Introduction The R-CHOP regimen (rituximab, cyclophosphamide, doxorubicin/epirubicin, vincristine, and prednisone) has been established as the standard first-line therapy for diffuse large B-cell lymphoma (DLBCL) in clinical practice. Approximately 30% to 40% of patients still experience relapsed or refractory disease following initial treatment with this regimen. Extranodal involvement of DLBCL often presents as highly invasive. Pomalidomide, a third-generation immunomodulatory agent, exhibits more potent immunomodulatory effects compared to lenalidomide. However, little is known about the real-world survival benefits and safety of pomalidomide-rituximab combination therapy in newly diagnosed adult extranodal DLBCL.

Methods Eligible DLBCL patients with extranodal involvement (aged ≥18 years) were enrolled and analyzed at the Affiliated Cancer Hospital of Zhengzhou University and Henan Cancer Hospital. They received a pomalidomide-rituximab-based combination therapy as first-line treatment. Baseline characteristics, toxicities, and outcomes were collected through retrospective chart review. Efficacy assessment included overall response rate (ORR), complete response (CR), and partial response (PR), which were selected as the primary endpoints for this report. Secondary endpoints included progression-free survival (PFS), overall survival (OS), and safety.

Results Fourteen patients with extranodal involvement suitable for efficacy evaluation were analyzed in this study. The involved sites included the gastrointestinal tract (n = 4), bone/bone marrow (n = 4), oropharyngeal region (n = 4), skin (n = 2), central nervous system (n = 1), testes (n = 1), and posterior eyeball (n = 1). Notably, half of the patients (7/14, 50%) exhibited involvement of ≥2 extranodal sites. Ten patients (71.4%) were male. Eleven patients (78.6%) were over 60 years old. 64.3% (9/14) of the patients were classified as Lugano Stage III-IV, and 42.8% (6/14) had an IPI (International Prognostic Index) of ≥3. 21.4% (3/14) of the patients were of GCB (germinal center B-cell) type, and 78.6% (11/14) were of non-GCB type.

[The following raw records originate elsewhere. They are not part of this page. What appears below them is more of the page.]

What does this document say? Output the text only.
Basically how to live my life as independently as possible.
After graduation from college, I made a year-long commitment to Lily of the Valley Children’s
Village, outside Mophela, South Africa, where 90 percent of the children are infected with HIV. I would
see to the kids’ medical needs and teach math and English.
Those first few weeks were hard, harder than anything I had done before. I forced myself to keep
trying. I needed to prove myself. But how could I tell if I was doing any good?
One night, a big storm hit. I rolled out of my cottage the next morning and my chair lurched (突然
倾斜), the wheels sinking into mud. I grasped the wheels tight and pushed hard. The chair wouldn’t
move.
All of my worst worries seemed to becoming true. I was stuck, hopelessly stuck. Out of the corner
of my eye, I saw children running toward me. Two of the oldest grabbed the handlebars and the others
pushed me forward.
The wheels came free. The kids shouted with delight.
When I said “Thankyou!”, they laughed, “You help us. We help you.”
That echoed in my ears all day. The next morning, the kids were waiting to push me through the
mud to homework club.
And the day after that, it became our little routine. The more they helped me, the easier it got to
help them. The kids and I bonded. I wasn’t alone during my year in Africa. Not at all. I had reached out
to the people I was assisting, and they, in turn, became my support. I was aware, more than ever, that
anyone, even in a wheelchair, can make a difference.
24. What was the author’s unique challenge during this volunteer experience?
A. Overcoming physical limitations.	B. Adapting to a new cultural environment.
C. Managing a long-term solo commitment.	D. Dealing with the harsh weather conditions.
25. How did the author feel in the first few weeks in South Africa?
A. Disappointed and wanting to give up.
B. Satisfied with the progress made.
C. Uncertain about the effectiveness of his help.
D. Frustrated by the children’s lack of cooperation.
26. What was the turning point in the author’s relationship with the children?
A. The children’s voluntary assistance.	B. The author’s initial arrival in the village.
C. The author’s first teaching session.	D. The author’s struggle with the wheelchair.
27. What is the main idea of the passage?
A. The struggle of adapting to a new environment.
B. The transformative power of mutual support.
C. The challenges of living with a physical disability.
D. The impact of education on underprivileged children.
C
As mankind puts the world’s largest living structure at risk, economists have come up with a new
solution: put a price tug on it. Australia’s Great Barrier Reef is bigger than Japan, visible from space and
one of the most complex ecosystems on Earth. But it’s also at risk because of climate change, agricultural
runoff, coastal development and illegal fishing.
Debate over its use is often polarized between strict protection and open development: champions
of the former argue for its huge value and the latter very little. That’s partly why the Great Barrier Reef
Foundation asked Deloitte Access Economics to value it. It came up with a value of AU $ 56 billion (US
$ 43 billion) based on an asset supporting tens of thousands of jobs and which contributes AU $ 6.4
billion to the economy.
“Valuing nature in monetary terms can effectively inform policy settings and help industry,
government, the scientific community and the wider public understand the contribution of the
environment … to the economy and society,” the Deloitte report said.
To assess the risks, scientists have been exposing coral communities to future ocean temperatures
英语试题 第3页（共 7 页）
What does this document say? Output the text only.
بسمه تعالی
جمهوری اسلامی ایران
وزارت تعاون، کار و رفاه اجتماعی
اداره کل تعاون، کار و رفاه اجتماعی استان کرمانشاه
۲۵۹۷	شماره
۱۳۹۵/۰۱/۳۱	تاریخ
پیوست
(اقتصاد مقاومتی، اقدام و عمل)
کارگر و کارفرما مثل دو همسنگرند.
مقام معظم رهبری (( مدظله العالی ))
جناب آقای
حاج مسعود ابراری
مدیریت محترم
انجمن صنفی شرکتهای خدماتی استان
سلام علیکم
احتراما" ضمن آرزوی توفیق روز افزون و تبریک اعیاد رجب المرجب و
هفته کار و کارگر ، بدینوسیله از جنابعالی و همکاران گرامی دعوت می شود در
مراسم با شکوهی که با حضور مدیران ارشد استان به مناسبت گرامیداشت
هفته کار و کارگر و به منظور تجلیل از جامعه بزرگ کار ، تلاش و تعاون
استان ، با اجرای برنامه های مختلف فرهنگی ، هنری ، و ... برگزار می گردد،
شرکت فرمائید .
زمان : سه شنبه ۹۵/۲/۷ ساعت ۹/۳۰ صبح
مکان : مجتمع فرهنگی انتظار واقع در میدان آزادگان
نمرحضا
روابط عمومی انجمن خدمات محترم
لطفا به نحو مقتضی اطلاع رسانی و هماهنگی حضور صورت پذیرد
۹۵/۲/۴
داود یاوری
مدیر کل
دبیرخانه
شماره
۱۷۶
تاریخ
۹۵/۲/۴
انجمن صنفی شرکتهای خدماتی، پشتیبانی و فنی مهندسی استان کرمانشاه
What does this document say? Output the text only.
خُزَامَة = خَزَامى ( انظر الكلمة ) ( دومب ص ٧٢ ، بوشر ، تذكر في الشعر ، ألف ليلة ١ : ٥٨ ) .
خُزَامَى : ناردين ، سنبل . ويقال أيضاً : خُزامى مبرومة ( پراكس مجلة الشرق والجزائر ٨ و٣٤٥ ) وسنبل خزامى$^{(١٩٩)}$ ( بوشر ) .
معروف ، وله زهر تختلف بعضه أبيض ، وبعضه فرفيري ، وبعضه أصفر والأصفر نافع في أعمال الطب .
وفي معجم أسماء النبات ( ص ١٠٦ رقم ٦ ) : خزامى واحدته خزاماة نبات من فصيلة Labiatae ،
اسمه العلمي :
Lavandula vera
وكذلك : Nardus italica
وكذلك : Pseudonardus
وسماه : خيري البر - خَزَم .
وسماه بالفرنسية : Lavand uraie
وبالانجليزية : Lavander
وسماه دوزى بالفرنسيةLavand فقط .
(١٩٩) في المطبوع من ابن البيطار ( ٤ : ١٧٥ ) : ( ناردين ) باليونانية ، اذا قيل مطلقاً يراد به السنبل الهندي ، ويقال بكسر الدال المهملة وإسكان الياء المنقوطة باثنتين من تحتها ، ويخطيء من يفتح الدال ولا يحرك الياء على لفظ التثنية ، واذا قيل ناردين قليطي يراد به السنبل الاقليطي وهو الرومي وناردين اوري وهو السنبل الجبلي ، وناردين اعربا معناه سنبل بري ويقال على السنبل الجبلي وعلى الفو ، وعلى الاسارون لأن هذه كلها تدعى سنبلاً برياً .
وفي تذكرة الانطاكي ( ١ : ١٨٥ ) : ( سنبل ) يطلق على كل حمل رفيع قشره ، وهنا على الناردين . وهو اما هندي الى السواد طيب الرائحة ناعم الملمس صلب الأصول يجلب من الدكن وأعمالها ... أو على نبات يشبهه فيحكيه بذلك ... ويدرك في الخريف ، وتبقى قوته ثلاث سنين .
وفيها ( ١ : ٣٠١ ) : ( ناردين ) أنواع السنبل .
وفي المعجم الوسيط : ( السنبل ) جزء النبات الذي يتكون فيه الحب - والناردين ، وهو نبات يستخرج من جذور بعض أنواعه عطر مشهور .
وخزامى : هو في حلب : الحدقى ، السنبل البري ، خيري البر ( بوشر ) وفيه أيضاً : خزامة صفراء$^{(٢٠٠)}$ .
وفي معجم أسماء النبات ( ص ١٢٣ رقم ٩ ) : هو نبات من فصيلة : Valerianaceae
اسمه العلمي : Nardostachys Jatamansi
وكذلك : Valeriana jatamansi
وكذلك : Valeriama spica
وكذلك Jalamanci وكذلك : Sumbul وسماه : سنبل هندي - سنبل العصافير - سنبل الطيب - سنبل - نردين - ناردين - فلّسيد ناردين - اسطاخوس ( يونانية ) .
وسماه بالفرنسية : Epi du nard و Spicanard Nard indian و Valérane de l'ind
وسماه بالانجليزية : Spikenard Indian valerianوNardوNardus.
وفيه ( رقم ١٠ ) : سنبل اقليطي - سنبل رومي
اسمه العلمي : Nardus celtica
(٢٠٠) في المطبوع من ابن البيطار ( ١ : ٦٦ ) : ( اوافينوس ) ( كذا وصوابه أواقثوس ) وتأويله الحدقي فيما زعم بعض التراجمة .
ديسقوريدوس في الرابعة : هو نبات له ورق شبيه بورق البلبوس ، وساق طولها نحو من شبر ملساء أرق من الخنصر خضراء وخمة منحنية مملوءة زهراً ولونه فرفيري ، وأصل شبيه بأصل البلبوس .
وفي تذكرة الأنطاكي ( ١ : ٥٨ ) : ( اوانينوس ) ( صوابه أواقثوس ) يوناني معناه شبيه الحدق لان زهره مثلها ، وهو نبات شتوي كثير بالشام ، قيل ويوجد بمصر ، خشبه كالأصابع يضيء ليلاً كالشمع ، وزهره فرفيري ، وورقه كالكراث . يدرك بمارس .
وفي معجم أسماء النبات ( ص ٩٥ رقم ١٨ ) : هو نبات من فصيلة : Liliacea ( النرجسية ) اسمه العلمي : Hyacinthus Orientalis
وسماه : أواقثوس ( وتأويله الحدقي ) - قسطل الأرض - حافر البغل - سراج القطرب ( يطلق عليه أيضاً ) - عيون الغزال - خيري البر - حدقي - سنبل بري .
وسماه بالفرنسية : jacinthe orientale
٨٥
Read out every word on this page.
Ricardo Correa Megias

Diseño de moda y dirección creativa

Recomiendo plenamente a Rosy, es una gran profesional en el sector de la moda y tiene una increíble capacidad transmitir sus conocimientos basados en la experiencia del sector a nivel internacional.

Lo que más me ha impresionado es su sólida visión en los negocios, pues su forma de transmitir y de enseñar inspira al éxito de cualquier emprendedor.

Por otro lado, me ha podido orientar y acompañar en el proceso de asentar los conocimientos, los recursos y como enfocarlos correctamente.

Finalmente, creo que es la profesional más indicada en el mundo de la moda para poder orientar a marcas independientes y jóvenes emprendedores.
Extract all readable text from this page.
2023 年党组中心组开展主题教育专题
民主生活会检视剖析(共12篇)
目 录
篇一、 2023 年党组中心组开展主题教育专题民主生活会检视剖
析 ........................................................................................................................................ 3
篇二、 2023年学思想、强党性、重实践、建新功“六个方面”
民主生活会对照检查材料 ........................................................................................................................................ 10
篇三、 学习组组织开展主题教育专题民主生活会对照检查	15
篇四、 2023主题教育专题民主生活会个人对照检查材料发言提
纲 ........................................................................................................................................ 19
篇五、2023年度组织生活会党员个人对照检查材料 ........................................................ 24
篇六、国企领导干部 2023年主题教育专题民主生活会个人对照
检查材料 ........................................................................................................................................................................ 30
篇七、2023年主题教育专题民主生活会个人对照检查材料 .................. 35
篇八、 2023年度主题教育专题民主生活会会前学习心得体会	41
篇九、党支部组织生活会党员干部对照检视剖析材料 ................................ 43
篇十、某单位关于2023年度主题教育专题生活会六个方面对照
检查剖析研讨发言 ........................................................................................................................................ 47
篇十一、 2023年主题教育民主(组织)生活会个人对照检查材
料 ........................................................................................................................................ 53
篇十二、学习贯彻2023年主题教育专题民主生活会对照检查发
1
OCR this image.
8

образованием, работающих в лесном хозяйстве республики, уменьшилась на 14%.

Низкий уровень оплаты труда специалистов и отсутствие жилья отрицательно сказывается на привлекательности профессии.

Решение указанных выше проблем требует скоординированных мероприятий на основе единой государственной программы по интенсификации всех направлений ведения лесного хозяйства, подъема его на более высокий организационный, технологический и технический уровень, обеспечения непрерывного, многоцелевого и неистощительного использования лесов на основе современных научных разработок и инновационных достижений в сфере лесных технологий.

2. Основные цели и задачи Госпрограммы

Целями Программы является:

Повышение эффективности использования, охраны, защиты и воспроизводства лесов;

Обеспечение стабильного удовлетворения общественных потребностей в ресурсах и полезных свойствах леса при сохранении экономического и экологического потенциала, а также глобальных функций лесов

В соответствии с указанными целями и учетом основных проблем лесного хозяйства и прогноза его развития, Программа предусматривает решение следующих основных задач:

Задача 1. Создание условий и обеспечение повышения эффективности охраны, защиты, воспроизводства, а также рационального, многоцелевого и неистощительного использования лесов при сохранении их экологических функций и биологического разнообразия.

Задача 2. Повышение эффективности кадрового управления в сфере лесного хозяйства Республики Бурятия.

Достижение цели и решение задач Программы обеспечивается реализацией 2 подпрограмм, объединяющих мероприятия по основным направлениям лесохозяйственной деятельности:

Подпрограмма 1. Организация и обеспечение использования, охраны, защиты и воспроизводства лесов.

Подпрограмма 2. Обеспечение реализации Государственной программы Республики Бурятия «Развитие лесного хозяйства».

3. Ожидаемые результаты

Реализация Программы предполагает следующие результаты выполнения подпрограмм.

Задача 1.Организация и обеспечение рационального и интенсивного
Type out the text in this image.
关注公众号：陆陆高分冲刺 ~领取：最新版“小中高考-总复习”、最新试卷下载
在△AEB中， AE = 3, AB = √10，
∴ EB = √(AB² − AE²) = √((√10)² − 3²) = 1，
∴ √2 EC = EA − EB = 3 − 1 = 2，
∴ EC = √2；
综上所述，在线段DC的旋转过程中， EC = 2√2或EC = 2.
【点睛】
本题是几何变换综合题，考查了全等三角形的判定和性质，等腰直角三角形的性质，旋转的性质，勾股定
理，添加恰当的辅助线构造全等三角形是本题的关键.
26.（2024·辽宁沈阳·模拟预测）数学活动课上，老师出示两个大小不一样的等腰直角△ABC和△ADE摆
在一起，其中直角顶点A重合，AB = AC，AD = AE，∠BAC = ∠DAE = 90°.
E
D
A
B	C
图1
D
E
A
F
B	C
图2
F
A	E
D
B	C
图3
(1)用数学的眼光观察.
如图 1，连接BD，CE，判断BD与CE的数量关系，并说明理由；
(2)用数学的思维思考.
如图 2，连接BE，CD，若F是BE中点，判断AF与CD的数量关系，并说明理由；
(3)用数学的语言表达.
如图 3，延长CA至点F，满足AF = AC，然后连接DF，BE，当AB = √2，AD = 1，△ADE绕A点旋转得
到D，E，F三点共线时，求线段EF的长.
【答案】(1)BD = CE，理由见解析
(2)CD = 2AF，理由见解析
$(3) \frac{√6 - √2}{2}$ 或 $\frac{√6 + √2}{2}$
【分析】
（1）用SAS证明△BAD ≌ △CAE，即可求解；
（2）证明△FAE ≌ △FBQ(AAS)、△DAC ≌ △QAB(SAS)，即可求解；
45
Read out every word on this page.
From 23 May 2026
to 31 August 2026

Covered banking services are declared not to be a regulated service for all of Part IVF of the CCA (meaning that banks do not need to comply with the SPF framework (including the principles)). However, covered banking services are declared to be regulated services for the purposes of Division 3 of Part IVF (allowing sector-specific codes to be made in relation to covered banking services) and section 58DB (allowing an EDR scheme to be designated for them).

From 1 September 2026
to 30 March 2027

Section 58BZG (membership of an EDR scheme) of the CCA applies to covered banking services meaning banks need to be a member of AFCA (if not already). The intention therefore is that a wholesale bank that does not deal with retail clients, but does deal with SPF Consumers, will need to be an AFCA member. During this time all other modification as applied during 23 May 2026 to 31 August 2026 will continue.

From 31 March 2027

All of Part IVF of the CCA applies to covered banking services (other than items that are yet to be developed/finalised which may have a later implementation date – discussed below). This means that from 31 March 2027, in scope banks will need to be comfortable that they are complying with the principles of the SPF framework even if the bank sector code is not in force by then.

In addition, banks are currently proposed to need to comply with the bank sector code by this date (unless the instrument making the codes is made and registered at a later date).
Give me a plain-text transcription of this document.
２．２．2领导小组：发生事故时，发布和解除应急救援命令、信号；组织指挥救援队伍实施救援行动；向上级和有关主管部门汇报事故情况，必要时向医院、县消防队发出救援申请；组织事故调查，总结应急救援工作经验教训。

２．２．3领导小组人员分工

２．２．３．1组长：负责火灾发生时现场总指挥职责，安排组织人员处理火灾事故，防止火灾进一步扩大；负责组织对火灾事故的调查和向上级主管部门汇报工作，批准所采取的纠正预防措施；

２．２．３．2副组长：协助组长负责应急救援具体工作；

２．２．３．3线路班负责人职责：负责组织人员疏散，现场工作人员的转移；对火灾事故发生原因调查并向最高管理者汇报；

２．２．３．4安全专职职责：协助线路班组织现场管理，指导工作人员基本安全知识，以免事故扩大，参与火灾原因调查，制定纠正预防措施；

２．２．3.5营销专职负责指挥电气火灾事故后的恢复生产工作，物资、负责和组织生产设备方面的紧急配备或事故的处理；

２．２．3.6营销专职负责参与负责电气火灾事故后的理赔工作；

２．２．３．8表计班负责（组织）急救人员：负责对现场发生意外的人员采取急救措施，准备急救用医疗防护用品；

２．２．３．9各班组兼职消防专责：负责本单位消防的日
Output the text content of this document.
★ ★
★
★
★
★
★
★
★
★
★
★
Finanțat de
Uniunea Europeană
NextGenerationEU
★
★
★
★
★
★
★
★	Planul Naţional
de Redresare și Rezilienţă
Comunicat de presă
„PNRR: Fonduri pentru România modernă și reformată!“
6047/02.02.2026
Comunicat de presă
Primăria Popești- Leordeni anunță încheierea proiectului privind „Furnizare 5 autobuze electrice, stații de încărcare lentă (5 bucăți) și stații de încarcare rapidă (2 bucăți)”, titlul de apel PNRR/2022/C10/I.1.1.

Patients with large masses accounted for 21.4%. CD5+ patients made up 57.1%. One patient exhibited p53 expression greater than 50%. Pomalidomide-rituximab was combined with CHOP-like regimens (n = 10), bendamustine (n = 1), brentuximab vedotin (n = 1), or BTK inhibitors (n = 2).

The median number of treatment cycles administered was 4 (range, 2-8). The ORR was 92.9% (13/14), with a CR rate of 64.3% (n = 9), a PR rate of 28.5% (n = 4), and a progressive disease (PD) rate of 7.1% (n = 1). Among patients who completed four treatment cycles, the CR rate was 77.8% (7/9). CR was numerically lower in the GCB vs. non-GCB subtype (33.3% vs. 72.7%, P>0.05), IPI 3-5 vs. IPI 1-2 (50% vs. 75%, P>0.05), >60 years vs. ≤60 years (63.6% vs. 66.7%, P>0.05), CD5- vs. CD5+ (50% vs.75%, P>0.05) and patients with involvement of ≥2 extranodal sites vs. less than2 (57.1% vs. 71.4%, P>0.05). Similarly, ORR was numerically lower in GCB vs. non-GCB subtype (66.7% vs. 100%, P>0.05), IPI 3-5 vs.IPI 1-2 (83.3% vs. 100%, P >0.05), >60 years vs. ≤60 years (90.9% vs.100%, P >0.05), CD5- vs. CD5+ (83.3% vs.100%, P >0.05) and those with involvement of ≥2 extranodal site vs. less than2 (85.7% vs. 100%, P >0.05).

The median follow-up duration was 6.74 months, with a cutoff date of July 23, 2025. The median time to response was 1.53 ± 0.55 months. The median time to achieve CR was 2.58 ± 0.63 months; median PFS and OS have not been reached. One patient died from Hemophagocytic lymphohistiocytosis. Continued follow-up will enable us to analyze survival differences across various subgroups.

Regarding safety profiles, grade 3-4 hematological adverse effects (AEs) included thrombocytopenia (7.1%), anemia (14.2%), and neutropenia (71.4%). Grade 3-4 non-hematological AEs occurred in four patients, including one with hyponatremia and three with infections.

Conclusion This real-world analysis demonstrated that the pomalidomide-rituximab-based combination therapy had promising efficacy, with a high ORR of 92.9%, in treatment-naïve DLBCL patients with extranodal disease, and exhibited acceptable hematological toxicity.